On Jan. 7, 57-year-old David Bennett Sr. became the first person to receive a non-human heart transplant, made possible by the Silver Spring-based biotech company.
Bennett, who was diagnosed with end-stage heart disease, successfully received a genetically modified pig heart transplant at the University of Maryland Medical Center (UMMC).
A subsidiary of United Therapeutics, Revivicor, was responsible for the genetically modified pork heart. Organs are manufactured at the company’s headquarters in Silver Spring.
The Maryland resident was deemed ineligible for conventional human heart donation by UMMC, as well as several other transplant centers after reviewing his medical records.

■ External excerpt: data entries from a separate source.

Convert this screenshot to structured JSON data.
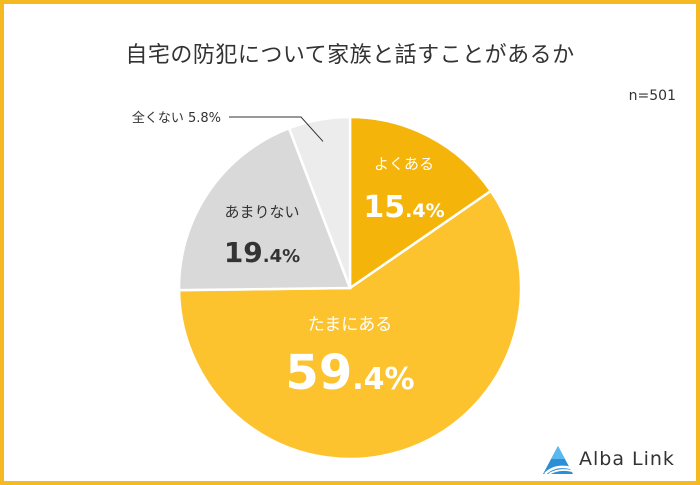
{
  "title": "自宅の防犯について家族と話すことがあるか",
  "sample": "n=501",
  "brand": "Alba Link",
  "chart_data": {
    "type": "pie",
    "title": "自宅の防犯について家族と話すことがあるか",
    "note": "n=501",
    "slices": [
      {
        "label": "よくある",
        "value": 15.4,
        "value_main": "15",
        "value_frac": ".4%",
        "color": "#f5b40a",
        "text_color": "#ffffff"
      },
      {
        "label": "たまにある",
        "value": 59.4,
        "value_main": "59",
        "value_frac": ".4%",
        "color": "#fcc32e",
        "text_color": "#ffffff"
      },
      {
        "label": "あまりない",
        "value": 19.4,
        "value_main": "19",
        "value_frac": ".4%",
        "color": "#d9d9d9",
        "text_color": "#333333"
      },
      {
        "label": "全くない",
        "value": 5.8,
        "value_text": "5.8%",
        "color": "#ececec",
        "text_color": "#333333"
      }
    ]
  }
}
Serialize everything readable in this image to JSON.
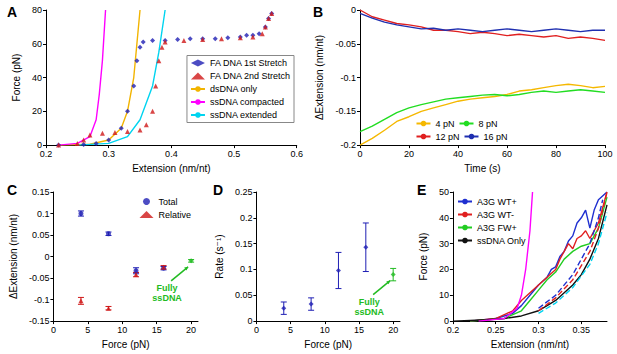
{
  "chart_data": [
    {
      "type": "scatter",
      "title": "A",
      "x_label": "Extension (nm/nt)",
      "y_label": "Force (pN)",
      "xlim": [
        0.2,
        0.6
      ],
      "xticks": [
        0.2,
        0.3,
        0.4,
        0.5,
        0.6
      ],
      "ylim": [
        0,
        80
      ],
      "yticks": [
        0,
        20,
        40,
        60,
        80
      ],
      "grid": false,
      "legend": "right",
      "series": [
        {
          "name": "FA DNA 1st Stretch",
          "type": "scatter",
          "marker": "diamond",
          "color": "#1f1fb4",
          "x": [
            0.22,
            0.26,
            0.28,
            0.3,
            0.32,
            0.33,
            0.34,
            0.345,
            0.35,
            0.355,
            0.37,
            0.39,
            0.41,
            0.43,
            0.45,
            0.47,
            0.49,
            0.51,
            0.52,
            0.53,
            0.54,
            0.55,
            0.555,
            0.56
          ],
          "values": [
            0,
            0.3,
            1,
            3,
            10,
            20,
            35,
            50,
            58,
            61,
            62,
            62,
            62.5,
            63,
            63,
            63,
            63.5,
            64,
            65,
            65,
            66,
            70,
            75,
            78
          ]
        },
        {
          "name": "FA DNA 2nd Stretch",
          "type": "scatter",
          "marker": "triangle",
          "color": "#d01818",
          "x": [
            0.22,
            0.25,
            0.26,
            0.27,
            0.29,
            0.31,
            0.33,
            0.35,
            0.36,
            0.37,
            0.375,
            0.38,
            0.385,
            0.39,
            0.42,
            0.45,
            0.48,
            0.51,
            0.53,
            0.545,
            0.55,
            0.555,
            0.56
          ],
          "values": [
            0,
            1,
            3,
            6,
            7,
            7.5,
            8,
            9,
            12,
            20,
            35,
            50,
            58,
            61,
            62,
            62.5,
            63,
            63.5,
            64,
            66,
            70,
            75,
            78
          ]
        },
        {
          "name": "dsDNA only",
          "type": "line",
          "line_style": "solid",
          "color": "#f2b400",
          "x": [
            0.22,
            0.27,
            0.3,
            0.32,
            0.33,
            0.34,
            0.345,
            0.35
          ],
          "values": [
            0,
            0.5,
            3,
            10,
            20,
            40,
            60,
            80
          ]
        },
        {
          "name": "ssDNA compacted",
          "type": "line",
          "line_style": "solid",
          "color": "#ff00ff",
          "x": [
            0.22,
            0.25,
            0.27,
            0.28,
            0.285,
            0.29,
            0.295
          ],
          "values": [
            0,
            1,
            5,
            15,
            30,
            50,
            80
          ]
        },
        {
          "name": "ssDNA extended",
          "type": "line",
          "line_style": "solid",
          "color": "#00d4f0",
          "x": [
            0.25,
            0.3,
            0.33,
            0.35,
            0.37,
            0.38,
            0.39
          ],
          "values": [
            0,
            1,
            5,
            15,
            35,
            55,
            80
          ]
        }
      ]
    },
    {
      "type": "line",
      "title": "B",
      "x_label": "Time (s)",
      "y_label": "ΔExtension (nm/nt)",
      "xlim": [
        0,
        100
      ],
      "xticks": [
        0,
        20,
        40,
        60,
        80,
        100
      ],
      "ylim": [
        -0.2,
        0
      ],
      "yticks": [
        -0.2,
        -0.15,
        -0.1,
        -0.05,
        0
      ],
      "grid": false,
      "legend": "bottom",
      "x": [
        0,
        5,
        10,
        15,
        20,
        25,
        30,
        35,
        40,
        45,
        50,
        55,
        60,
        65,
        70,
        75,
        80,
        85,
        90,
        95,
        100
      ],
      "series": [
        {
          "name": "4 pN",
          "color": "#f5b800",
          "line_style": "solid",
          "values": [
            -0.2,
            -0.19,
            -0.178,
            -0.165,
            -0.158,
            -0.15,
            -0.145,
            -0.14,
            -0.135,
            -0.132,
            -0.13,
            -0.128,
            -0.125,
            -0.12,
            -0.118,
            -0.115,
            -0.112,
            -0.11,
            -0.112,
            -0.115,
            -0.113
          ]
        },
        {
          "name": "8 pN",
          "color": "#22dd22",
          "line_style": "solid",
          "values": [
            -0.18,
            -0.172,
            -0.162,
            -0.152,
            -0.145,
            -0.14,
            -0.136,
            -0.132,
            -0.13,
            -0.128,
            -0.126,
            -0.125,
            -0.127,
            -0.125,
            -0.122,
            -0.12,
            -0.122,
            -0.12,
            -0.118,
            -0.12,
            -0.122
          ]
        },
        {
          "name": "12 pN",
          "color": "#e02020",
          "line_style": "solid",
          "values": [
            0,
            -0.01,
            -0.015,
            -0.02,
            -0.022,
            -0.025,
            -0.03,
            -0.03,
            -0.032,
            -0.035,
            -0.033,
            -0.035,
            -0.038,
            -0.036,
            -0.038,
            -0.04,
            -0.038,
            -0.042,
            -0.04,
            -0.042,
            -0.045
          ]
        },
        {
          "name": "16 pN",
          "color": "#1f2fb0",
          "line_style": "solid",
          "values": [
            -0.005,
            -0.012,
            -0.018,
            -0.022,
            -0.025,
            -0.028,
            -0.027,
            -0.03,
            -0.028,
            -0.03,
            -0.032,
            -0.03,
            -0.028,
            -0.03,
            -0.032,
            -0.03,
            -0.028,
            -0.03,
            -0.032,
            -0.03,
            -0.03
          ]
        }
      ]
    },
    {
      "type": "scatter",
      "title": "C",
      "x_label": "Force (pN)",
      "y_label": "ΔExtension (nm/nt)",
      "xlim": [
        0,
        21
      ],
      "xticks": [
        0,
        5,
        10,
        15,
        20
      ],
      "ylim": [
        -0.15,
        0.15
      ],
      "yticks": [
        -0.15,
        -0.1,
        -0.05,
        0,
        0.05,
        0.1,
        0.15
      ],
      "grid": false,
      "legend": "top-right",
      "series": [
        {
          "name": "Total",
          "marker": "circle",
          "color": "#1f1fb4",
          "x": [
            4,
            8,
            12,
            16
          ],
          "values": [
            0.1,
            0.053,
            -0.033,
            -0.027
          ],
          "errors": [
            0.006,
            0.004,
            0.007,
            0.004
          ]
        },
        {
          "name": "Relative",
          "marker": "triangle",
          "color": "#d01818",
          "x": [
            4,
            8,
            12,
            16
          ],
          "values": [
            -0.103,
            -0.12,
            -0.042,
            -0.025
          ],
          "errors": [
            0.008,
            0.004,
            0.005,
            0.004
          ]
        }
      ],
      "annotations": [
        {
          "text": "Fully ssDNA",
          "color": "#22bb22",
          "marker": "diamond",
          "x": 20,
          "y": -0.01,
          "error": 0.003
        }
      ]
    },
    {
      "type": "scatter",
      "title": "D",
      "x_label": "Force (pN)",
      "y_label": "Rate (s⁻¹)",
      "xlim": [
        0,
        21
      ],
      "xticks": [
        0,
        5,
        10,
        15,
        20
      ],
      "ylim": [
        0,
        0.25
      ],
      "yticks": [
        0,
        0.05,
        0.1,
        0.15,
        0.2,
        0.25
      ],
      "grid": false,
      "series": [
        {
          "marker": "diamond",
          "color": "#1f1fb4",
          "x": [
            4,
            8,
            12,
            16
          ],
          "values": [
            0.025,
            0.033,
            0.098,
            0.143
          ],
          "errors": [
            0.012,
            0.012,
            0.035,
            0.047
          ]
        }
      ],
      "annotations": [
        {
          "text": "Fully ssDNA",
          "color": "#22bb22",
          "marker": "diamond",
          "x": 20,
          "y": 0.09,
          "error": 0.012
        }
      ]
    },
    {
      "type": "line",
      "title": "E",
      "x_label": "Extension (nm/nt)",
      "y_label": "Force (pN)",
      "xlim": [
        0.2,
        0.38
      ],
      "xticks": [
        0.2,
        0.25,
        0.3,
        0.35
      ],
      "ylim": [
        0,
        50
      ],
      "yticks": [
        0,
        10,
        20,
        30,
        40,
        50
      ],
      "grid": false,
      "legend": "top-left",
      "series": [
        {
          "name": "A3G WT+",
          "color": "#1f2fd0",
          "line_style": "solid",
          "x": [
            0.22,
            0.25,
            0.27,
            0.28,
            0.29,
            0.3,
            0.31,
            0.315,
            0.32,
            0.325,
            0.33,
            0.335,
            0.34,
            0.345,
            0.35,
            0.355,
            0.36,
            0.365,
            0.37,
            0.38
          ],
          "values": [
            0,
            1,
            3,
            6,
            10,
            14,
            17,
            20,
            21,
            25,
            27,
            31,
            33,
            38,
            40,
            43,
            36,
            43,
            47,
            50
          ]
        },
        {
          "name": "A3G WT-",
          "color": "#e02020",
          "line_style": "solid",
          "x": [
            0.22,
            0.25,
            0.27,
            0.28,
            0.29,
            0.3,
            0.31,
            0.32,
            0.325,
            0.33,
            0.335,
            0.34,
            0.345,
            0.35,
            0.355,
            0.36,
            0.37,
            0.38
          ],
          "values": [
            0,
            1,
            4,
            8,
            11,
            14,
            17,
            20,
            24,
            27,
            30,
            28,
            32,
            33,
            35,
            32,
            38,
            50
          ]
        },
        {
          "name": "A3G FW+",
          "color": "#22cc22",
          "line_style": "solid",
          "x": [
            0.22,
            0.26,
            0.28,
            0.29,
            0.3,
            0.31,
            0.32,
            0.33,
            0.34,
            0.35,
            0.36,
            0.37,
            0.38
          ],
          "values": [
            0,
            1,
            4,
            8,
            12,
            16,
            19,
            24,
            27,
            29,
            30,
            36,
            48
          ]
        },
        {
          "name": "ssDNA Only",
          "color": "#111111",
          "line_style": "solid",
          "x": [
            0.2,
            0.24,
            0.26,
            0.28,
            0.3,
            0.31,
            0.32,
            0.33,
            0.34,
            0.35,
            0.36,
            0.37,
            0.38
          ],
          "values": [
            0,
            0.5,
            1,
            2,
            4,
            6,
            8,
            11,
            14,
            18,
            24,
            32,
            45
          ]
        },
        {
          "color": "#1f2fd0",
          "line_style": "dashed",
          "x": [
            0.3,
            0.32,
            0.34,
            0.36,
            0.37,
            0.375
          ],
          "values": [
            5,
            10,
            18,
            30,
            40,
            47
          ]
        },
        {
          "color": "#e02020",
          "line_style": "dashed",
          "x": [
            0.3,
            0.32,
            0.34,
            0.36,
            0.37,
            0.38
          ],
          "values": [
            4,
            9,
            16,
            27,
            36,
            50
          ]
        },
        {
          "color": "#00d4f0",
          "line_style": "dashed",
          "x": [
            0.3,
            0.32,
            0.34,
            0.36,
            0.37,
            0.38
          ],
          "values": [
            3,
            7,
            13,
            22,
            30,
            42
          ]
        },
        {
          "color": "#ff00ff",
          "line_style": "solid",
          "x": [
            0.23,
            0.26,
            0.275,
            0.28,
            0.285,
            0.29,
            0.293
          ],
          "values": [
            0,
            1,
            5,
            10,
            20,
            35,
            50
          ]
        }
      ]
    }
  ]
}
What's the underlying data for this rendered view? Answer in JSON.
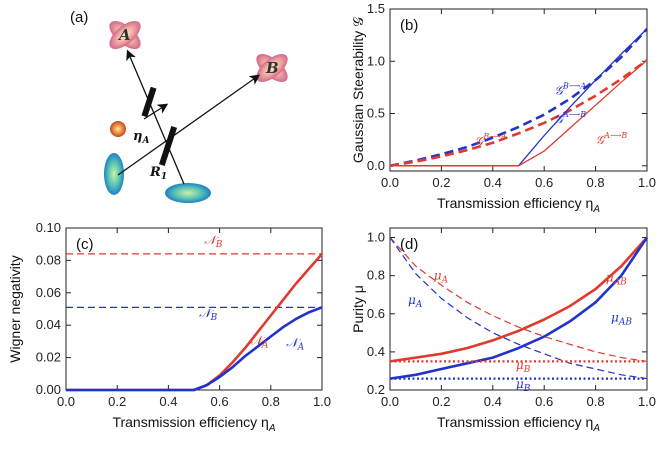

According to The Washington Post, Bennett was convicted of stabbing Edward Shumaker during a bar fight in 1988, leaving the 22-year-old paralyzed. Shumaker died in 2007 following a stroke.
UMMC officials said in a statement that the hospital provides “life-saving care to every patient who walks through its doors based on their medical needs, not their history or life circumstances.”
Although deemed ineligible for a human heart, the United States Food and Drug Administration granted emergency clearance on New Year’s Eve to proceed with xenotransplantation.
Bennett had been bedridden in the hospital a few months before the transplant. “It was either die or do this transplant. I want to live,” Bennett said a day before the operation. “I know it’s a shot in the dark, but it’s my last choice.”
Several weeks later, Bennett seems firmly on the road to recovery. The transplant even watched Super Bowl LVI, singing along to “America the Beautiful.”
“This was a breakthrough surgery and brings us one step closer to solving the organ shortage crisis,” said Bartley P. Griffith, MD, the surgeon who performed the transplant. “There simply aren’t enough donor human hearts available to meet the long list of potential recipients.”
UMMC released a video detailing Bennett’s physical therapy and progress, which can be viewed online.
“We proceed with caution, but we are also optimistic that this world-first surgery will provide an important new option for patients in the future,” Griffith said.